We returned a week later, vowing just to share a pizza and a tiramisu for review purposes. Our resolution vanished when we saw penne a la norcini among the specials; it was a dish we'd had a few years ago and have desperately craved ever since. The substantial penne were bathed in a luxurious cream sauce with fresh porcini mushrooms, spiced with ample black pepper, and jolted with the juices from nuggets of the best sweet fennel sausage I've ever had on this coast. "Wow, who makes this sausage?" I asked the waiter. "Oh, a friend of the chef's," he answered. "This is definitely not Molinari's," I sighed. "Not Molinari's!" he concurred. (You can also get this sausage on the funghi e salsicce pizza.) We also reconfirmed the pleasures of the Pazzia pizza (rather foolishly choosing the all-out "capricciosa" for $8.50, with mushrooms, artichokes, olives, and prosciutto, rather than, say, the simpler and hence superior Gorgonzola or anchovy versions). The pie is the crisp-crusted opposite of the frightening new "stuffed-crust" chain pizzas. Barely thicker than a flour tortilla and baked firm and crunchy, it's very thinly coated with sauce and cheese. Even with the capricciosa's baroque assortment of toppings, everything's balanced, nothing's in excess. This is not New York or Chicago pizza, but the pizza of the Palatine, and in two bites it ruins every other pie in town. Accompanying these sublime dishes, we tried both of the by-the-glass Chiantis: A Rocca Delle Macire ($4.50) tasted youthful, fruity, perhaps a bit bumptious, while a Le Corti ($5.50) was Burgundy-like in richness and suave tannins.
We concluded with tiramisu, more out of duty than appetite.

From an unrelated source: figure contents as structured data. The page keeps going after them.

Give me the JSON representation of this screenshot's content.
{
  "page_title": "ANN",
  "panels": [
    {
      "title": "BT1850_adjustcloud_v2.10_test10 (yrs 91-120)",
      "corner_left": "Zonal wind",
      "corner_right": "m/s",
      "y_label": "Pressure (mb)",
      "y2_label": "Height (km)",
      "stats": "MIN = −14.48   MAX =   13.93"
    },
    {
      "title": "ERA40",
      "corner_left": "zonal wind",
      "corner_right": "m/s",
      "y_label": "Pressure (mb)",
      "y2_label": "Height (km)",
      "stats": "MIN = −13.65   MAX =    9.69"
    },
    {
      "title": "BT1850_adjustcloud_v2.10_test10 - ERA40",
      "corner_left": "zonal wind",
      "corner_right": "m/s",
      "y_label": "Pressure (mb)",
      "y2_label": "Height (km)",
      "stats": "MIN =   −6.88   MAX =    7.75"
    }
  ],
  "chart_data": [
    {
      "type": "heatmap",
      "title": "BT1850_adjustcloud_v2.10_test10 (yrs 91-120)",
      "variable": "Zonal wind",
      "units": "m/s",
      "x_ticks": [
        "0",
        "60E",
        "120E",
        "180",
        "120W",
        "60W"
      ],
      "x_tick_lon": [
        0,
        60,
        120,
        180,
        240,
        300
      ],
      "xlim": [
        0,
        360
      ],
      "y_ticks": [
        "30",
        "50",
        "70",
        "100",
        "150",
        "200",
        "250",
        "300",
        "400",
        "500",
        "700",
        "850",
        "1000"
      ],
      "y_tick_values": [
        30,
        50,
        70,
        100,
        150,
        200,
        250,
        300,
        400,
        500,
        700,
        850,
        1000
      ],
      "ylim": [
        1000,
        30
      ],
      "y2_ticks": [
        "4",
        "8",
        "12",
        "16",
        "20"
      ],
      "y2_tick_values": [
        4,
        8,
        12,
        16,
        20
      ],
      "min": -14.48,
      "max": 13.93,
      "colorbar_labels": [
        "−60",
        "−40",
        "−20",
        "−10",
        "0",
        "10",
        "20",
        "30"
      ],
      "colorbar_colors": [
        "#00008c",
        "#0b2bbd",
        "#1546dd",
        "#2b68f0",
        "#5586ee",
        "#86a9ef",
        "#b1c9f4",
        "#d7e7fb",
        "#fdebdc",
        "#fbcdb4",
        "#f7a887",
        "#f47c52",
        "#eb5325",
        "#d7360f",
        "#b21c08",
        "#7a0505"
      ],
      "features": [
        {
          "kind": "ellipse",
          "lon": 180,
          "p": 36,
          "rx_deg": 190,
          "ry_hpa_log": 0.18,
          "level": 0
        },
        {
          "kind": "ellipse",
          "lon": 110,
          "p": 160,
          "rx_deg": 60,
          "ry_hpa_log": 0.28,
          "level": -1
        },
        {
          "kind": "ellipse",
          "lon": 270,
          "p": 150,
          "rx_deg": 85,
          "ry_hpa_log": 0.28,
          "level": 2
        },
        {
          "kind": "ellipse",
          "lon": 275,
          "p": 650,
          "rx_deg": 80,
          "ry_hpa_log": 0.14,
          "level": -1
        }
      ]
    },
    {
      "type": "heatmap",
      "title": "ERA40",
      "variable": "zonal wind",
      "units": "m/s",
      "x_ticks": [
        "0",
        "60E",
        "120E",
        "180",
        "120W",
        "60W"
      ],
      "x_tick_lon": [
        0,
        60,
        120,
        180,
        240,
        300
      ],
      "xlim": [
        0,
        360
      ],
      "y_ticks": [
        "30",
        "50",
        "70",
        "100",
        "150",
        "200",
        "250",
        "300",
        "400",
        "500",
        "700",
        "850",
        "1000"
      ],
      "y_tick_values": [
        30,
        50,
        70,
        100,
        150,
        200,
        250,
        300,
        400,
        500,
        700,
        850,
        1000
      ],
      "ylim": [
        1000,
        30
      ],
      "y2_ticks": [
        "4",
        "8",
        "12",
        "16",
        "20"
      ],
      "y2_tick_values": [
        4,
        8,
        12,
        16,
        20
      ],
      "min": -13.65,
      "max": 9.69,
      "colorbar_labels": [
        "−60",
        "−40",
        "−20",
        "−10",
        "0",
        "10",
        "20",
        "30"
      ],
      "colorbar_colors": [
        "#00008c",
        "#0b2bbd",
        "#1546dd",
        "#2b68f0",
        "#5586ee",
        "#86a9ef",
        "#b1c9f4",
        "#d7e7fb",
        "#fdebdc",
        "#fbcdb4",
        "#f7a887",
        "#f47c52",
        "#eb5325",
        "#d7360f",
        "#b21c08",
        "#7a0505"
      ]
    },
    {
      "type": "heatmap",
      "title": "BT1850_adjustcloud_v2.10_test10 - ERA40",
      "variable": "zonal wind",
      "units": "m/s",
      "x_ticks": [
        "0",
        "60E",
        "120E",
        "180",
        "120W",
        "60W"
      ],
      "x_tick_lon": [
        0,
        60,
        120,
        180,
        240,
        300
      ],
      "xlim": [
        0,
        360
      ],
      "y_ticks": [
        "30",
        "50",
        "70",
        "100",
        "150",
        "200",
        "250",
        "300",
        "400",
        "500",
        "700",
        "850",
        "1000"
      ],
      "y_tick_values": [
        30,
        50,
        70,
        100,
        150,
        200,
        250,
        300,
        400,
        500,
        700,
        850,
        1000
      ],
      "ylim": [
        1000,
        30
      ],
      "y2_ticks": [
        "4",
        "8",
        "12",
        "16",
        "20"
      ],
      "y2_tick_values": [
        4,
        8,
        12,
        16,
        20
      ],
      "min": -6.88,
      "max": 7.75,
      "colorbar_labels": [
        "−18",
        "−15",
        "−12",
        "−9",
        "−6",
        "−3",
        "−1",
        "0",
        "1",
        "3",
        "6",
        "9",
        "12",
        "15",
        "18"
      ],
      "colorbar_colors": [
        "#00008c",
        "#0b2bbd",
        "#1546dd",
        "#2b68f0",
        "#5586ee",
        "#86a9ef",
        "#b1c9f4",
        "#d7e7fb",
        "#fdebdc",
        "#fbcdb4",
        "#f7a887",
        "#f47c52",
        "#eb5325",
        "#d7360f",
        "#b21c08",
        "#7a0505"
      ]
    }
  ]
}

Aside from the basic framework (mascarpone, whipped cream, espresso, and a waft of a chocolate product laid over some sort of pastry), there are a thousand tiramisus in the naked city. My favorite is a my friend Robert Lauriston's recipe, reputedly based on the Ristorante Milano version -- ladyfingers, shaved chocolate, and booze. Pazzia's is sponge-cake, vanilla, cocoa, no booze. It's light, very sweet, and good for what it is, but it's not the tiramisu of my dreams. The foam-mustached espresso I had with it, though, was all of 85 percent as good as the espressos I used to drink while sitting hip deep in the Mediterranean. For all I know, if I had a Mediterranean swishing around my legs on Third Street, it might even be 90 percent as good.